Subsequently, at least one inmate at North Branch, who had been housed at RCI, alleged he was a victim of excessive force, Vernarelli said Thursday.

Maryland State Police were leading a criminal investigation into the allegations.

The firings were based on "flimsy, contradictory evidence," said Joe Lawrence, spokesman for the American Federation of State, County and Municipal Employees. Correctional officers don't condone using excessive force on inmates, but also can't stomach their colleagues being railroaded, he said.

The firings were not a deliberate application of justice, and will undermine the department's credibility with its officers and with the public, Lawrence said.

MCEA officials also spoke out against the firings.
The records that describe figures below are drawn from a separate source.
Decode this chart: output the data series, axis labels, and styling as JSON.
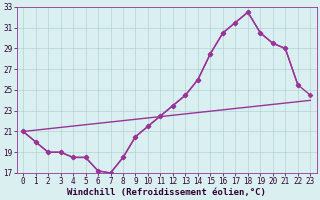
{
  "line1_x": [
    0,
    1,
    2,
    3,
    4,
    5,
    6,
    7,
    8,
    9,
    10,
    11,
    12,
    13,
    14,
    15,
    16,
    17,
    18,
    19,
    20,
    21,
    22
  ],
  "line1_y": [
    21,
    20,
    19,
    19,
    18.5,
    18.5,
    17.2,
    17,
    18.5,
    20.5,
    21.5,
    22.5,
    23.5,
    24.5,
    26,
    28.5,
    30.5,
    31.5,
    32.5,
    30.5,
    29.5,
    29,
    25.5
  ],
  "line2_x": [
    0,
    1,
    2,
    3,
    4,
    5,
    6,
    7,
    8,
    9,
    10,
    11,
    12,
    13,
    14,
    15,
    16,
    17,
    18,
    19,
    20,
    21,
    22,
    23
  ],
  "line2_y": [
    21,
    20,
    19,
    19,
    18.5,
    18.5,
    17.2,
    17,
    18.5,
    20.5,
    21.5,
    22.5,
    23.5,
    24.5,
    26,
    28.5,
    30.5,
    31.5,
    32.5,
    30.5,
    29.5,
    29,
    25.5,
    24.5
  ],
  "line3_x": [
    0,
    23
  ],
  "line3_y": [
    21,
    24
  ],
  "color": "#993399",
  "background": "#daf0f0",
  "grid_color": "#aacccc",
  "xlim": [
    -0.5,
    23.5
  ],
  "ylim": [
    17,
    33
  ],
  "yticks": [
    17,
    19,
    21,
    23,
    25,
    27,
    29,
    31,
    33
  ],
  "xticks": [
    0,
    1,
    2,
    3,
    4,
    5,
    6,
    7,
    8,
    9,
    10,
    11,
    12,
    13,
    14,
    15,
    16,
    17,
    18,
    19,
    20,
    21,
    22,
    23
  ],
  "xlabel": "Windchill (Refroidissement éolien,°C)",
  "marker": "D",
  "markersize": 2.5,
  "linewidth": 1.0,
  "xlabel_fontsize": 6.5,
  "tick_fontsize": 5.5
}
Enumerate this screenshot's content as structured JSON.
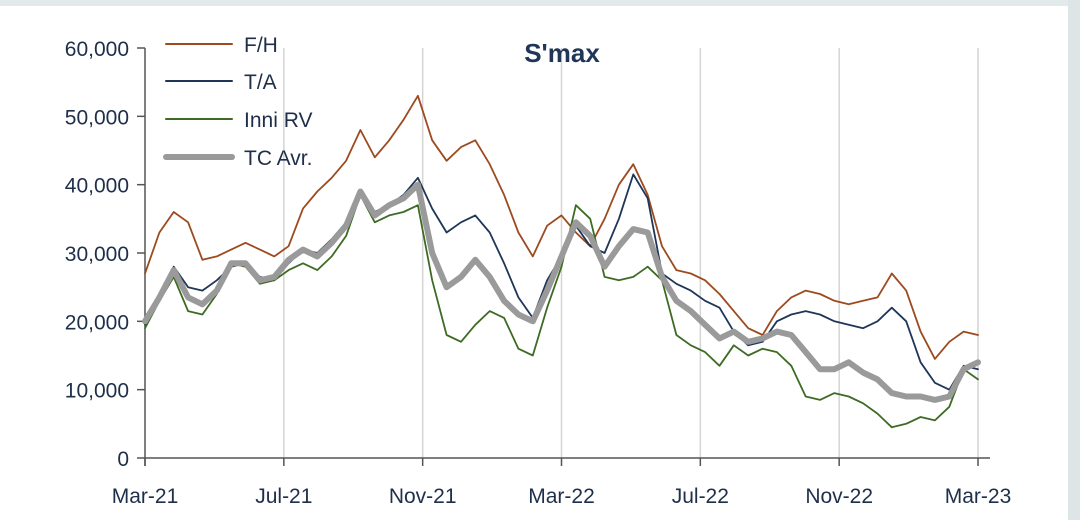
{
  "chart_data": {
    "type": "line",
    "title": "S'max",
    "xlabel": "",
    "ylabel": "",
    "ylim": [
      0,
      60000
    ],
    "yticks": [
      "0",
      "10,000",
      "20,000",
      "30,000",
      "40,000",
      "50,000",
      "60,000"
    ],
    "ytick_values": [
      0,
      10000,
      20000,
      30000,
      40000,
      50000,
      60000
    ],
    "xticks": [
      "Mar-21",
      "Jul-21",
      "Nov-21",
      "Mar-22",
      "Jul-22",
      "Nov-22",
      "Mar-23"
    ],
    "x_start": "Mar-21",
    "x_end": "Mar-23",
    "grid": "vertical",
    "legend": "top-left",
    "series": [
      {
        "name": "F/H",
        "color": "#9c4a1f",
        "values": [
          27000,
          33000,
          36000,
          34500,
          29000,
          29500,
          30500,
          31500,
          30500,
          29500,
          31000,
          36500,
          39000,
          41000,
          43500,
          48000,
          44000,
          46500,
          49500,
          53000,
          46500,
          43500,
          45500,
          46500,
          43000,
          38500,
          33000,
          29500,
          34000,
          35500,
          33000,
          31000,
          35000,
          40000,
          43000,
          38500,
          31000,
          27500,
          27000,
          26000,
          24000,
          21500,
          19000,
          18000,
          21500,
          23500,
          24500,
          24000,
          23000,
          22500,
          23000,
          23500,
          27000,
          24500,
          18500,
          14500,
          17000,
          18500,
          18000
        ]
      },
      {
        "name": "T/A",
        "color": "#1f3658",
        "values": [
          19500,
          23500,
          28000,
          25000,
          24500,
          26000,
          28000,
          28500,
          26500,
          26000,
          28500,
          30500,
          30000,
          32000,
          34500,
          38500,
          36000,
          37000,
          38500,
          41000,
          36500,
          33000,
          34500,
          35500,
          33000,
          28500,
          23500,
          20500,
          26000,
          29500,
          34000,
          31000,
          30000,
          35000,
          41500,
          38000,
          27000,
          25500,
          24500,
          23000,
          22000,
          18500,
          16500,
          17000,
          20000,
          21000,
          21500,
          21000,
          20000,
          19500,
          19000,
          20000,
          22000,
          20000,
          14000,
          11000,
          10000,
          13500,
          13000
        ]
      },
      {
        "name": "Inni RV",
        "color": "#3e6b23",
        "values": [
          19000,
          23000,
          26500,
          21500,
          21000,
          24000,
          28500,
          28000,
          25500,
          26000,
          27500,
          28500,
          27500,
          29500,
          32500,
          38500,
          34500,
          35500,
          36000,
          37000,
          26000,
          18000,
          17000,
          19500,
          21500,
          20500,
          16000,
          15000,
          22000,
          28000,
          37000,
          35000,
          26500,
          26000,
          26500,
          28000,
          26000,
          18000,
          16500,
          15500,
          13500,
          16500,
          15000,
          16000,
          15500,
          13500,
          9000,
          8500,
          9500,
          9000,
          8000,
          6500,
          4500,
          5000,
          6000,
          5500,
          7500,
          13000,
          11500
        ]
      },
      {
        "name": "TC Avr.",
        "color": "#9a9a9a",
        "values": [
          20000,
          23500,
          27500,
          23500,
          22500,
          24500,
          28500,
          28500,
          26000,
          26500,
          29000,
          30500,
          29500,
          31500,
          34000,
          39000,
          35500,
          37000,
          38000,
          40000,
          30000,
          25000,
          26500,
          29000,
          26500,
          23000,
          21000,
          20000,
          24500,
          29500,
          34500,
          32500,
          28000,
          31000,
          33500,
          33000,
          26500,
          23000,
          21500,
          19500,
          17500,
          18500,
          17000,
          17500,
          18500,
          18000,
          15500,
          13000,
          13000,
          14000,
          12500,
          11500,
          9500,
          9000,
          9000,
          8500,
          9000,
          13000,
          14000
        ]
      }
    ]
  }
}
"With the amount of people who have been fired at this point, morale is not very high," said John Reamy, MCEA Chapter 88 president and a sergeant at RCI, a medium-security facility that houses about 1,750 inmates. The most recent round of firings at North Branch will take morale even lower, he said.

After finding out about the North Branch firings, Reamy said the situation was "bordering on ridiculous."

Smith, who is handling the cases of two RCI officers and one North Branch officer as they take their cases to administrative hearings, said he was sure the officers would get their jobs back.

Union officials are concerned about the well-being of the prison employees, said David Boschert, executive director of MCEA. The union wants to make sure the firings were "above board" and done according to procedure, he said.